He made his way over to the bookcase, tapping on the books on the third from the top row, which was way taller than me. He stopped at a blue bound one and pulled it downward from the top.
Click.
We all scanned the study, searching for the source of the click. But Mr. Fiddleman seemed to already know and ducked down, then slid to his belly where the baseboard below the bookshelf had popped open an inch. He wiggled it free to reveal a keyhole.
“There’s another spell here,” he said. “I’m not sure I’ll be able to break it, but I’ll try to numb its effects as best I can.”
“Should . . . should we stand back this time?” Zandren asked, having already finished the rest of my sandwich. “Is there going to be more dust?”
“I have no idea,” Mr. Fiddleman said. He waved his hand in front of the keyhole, muttering more words in a language I didn’t understand. This time though, he closed his eyes and, with his other hand, gripped a talisman that he wore around his neck.
Nothing happened. No dust, no lightning or trembling of the ground beneath our feet.
I held my breath anyway though, as he carefully slid the key into the keyhole and turned it clockwise a quarter of the way.
A quick glance beside me showed Zandren standing there with a nervous look on his face. He also had his hands protectively covering himself.
He caught me looking. “It’s an important part of me. I’d hate for it to get blown off.”
I couldn’t hide my smirk, but focused back on Mr. Fiddleman. He turned the key another quarter of the way, and that caused a second click.
I’d been breathing again, so I held my breath one more time as he pulled the key free and with it, the panel that concealed the keyhole, to reveal a hidden cubby space with documents and folders stacked inside.
Carefully, he reached inside, but as soon as those papers and folders hit the air, they burst into bright blue flames.
Mr. Fiddleman dropped them to the floor before they burned his fingers.
Maxar stepped forward and a bright beam of yellow fire erupted from his palms and onto the blue flames, dousing them until all that remained was smoke.
And ash.
“No,” I breathed. “No.” My bottom lip trembled, and I sunk to my knees, picking up the still warm ash in my fingers. A gust of wind from the now-open window blew it off of my fingertips and onto the floor.
“I thought you numbed the spell,” Drak said, that accusatory tone back in his voice.
“I did,” Mr. Fiddleman said. “I stopped the poisonous gas from filling the room. But I couldn’t stop the self-destruct spell on the files.”
“So that’s it?” I asked. “Now we’ll never know what secrets Aunt Delia was keeping?”
“I think the secret she was keeping was you, Your Majesty,” Mr. Fiddleman said. “For whatever reason, your mother came to her for help. And Delia made a vow to protect you. Perhaps your mother requested that you remain hidden from your father. If she was not his mate and your father took a mate and had an heir, you would still be first in line for the throne, and that heir could challenge your legitimacy. Maybe your mother knew the weight of responsibility for the person that wore the crown and didn’t want that for you?” He stood up and brushed off his khaki slacks. “I’m just . . . guessing here.”
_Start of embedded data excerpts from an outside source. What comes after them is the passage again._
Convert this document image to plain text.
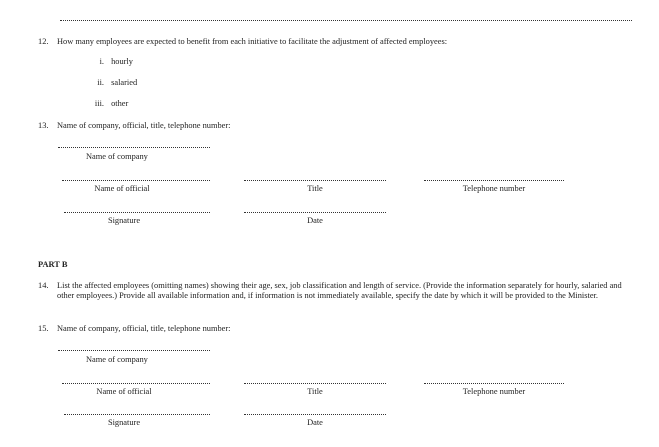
12. How many employees are expected to benefit from each initiative to facilitate the adjustment of affected employees:
i. hourly
ii. salaried
iii. other
13. Name of company, official, title, telephone number:
Name of company
Name of official	Title	Telephone number
Signature	Date
PART B
14. List the affected employees (omitting names) showing their age, sex, job classification and length of service. (Provide the information separately for hourly, salaried and other employees.) Provide all available information and, if information is not immediately available, specify the date by which it will be provided to the Minister.
15. Name of company, official, title, telephone number:
Name of company
Name of official	Title	Telephone number
Signature	Date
“No. They’re good guesses. They make sense. What was my mother though? Is there a way to find that out?”
He glanced around the room. “There are still a lot of spells in here. In this whole house. It would take days for me to break them all.”
“I’ll pay you whatever you want,” I said quickly. “I have money.”
He shook his head and held up a hand with long, boney fingers. “I could never accept payment for this. Even if you weren’t the Queen. Delia was . . . special.”
“You loved her, didn’t you?”
Unshed tears shone in his unique blue-gray eyes. “I . . . I should have said something. I should have worked up the courage. She’s been coming into my shop for sixty years, and I’ve loved her for probably fifty-nine of those. She never brought you in because she was shielding you from this world. But she spoke of you so often. I feel like I know you.” His smile was sad, but so full of love. “I’ll do whatever I can to help you. To help get Delia the justice she deserves.”
“Thank you,” I whispered.
Drak’s phone rang in his pocket, and he took it out to the porch. I glared at his broad back as he went, wishing he’d just go and not come back. I still wasn’t on board with this whole Fated Mates thing. But at least Zandren and Maxar were proving themselves to be tolerable, if not even a little likeable.
But Drak was just a rude, pompous, bossy ass who—despite his insanely good looks and that smolder I’m sure he’d been perfecting for a few centuries now—could just disappear and go get locked in his coffin for all I cared.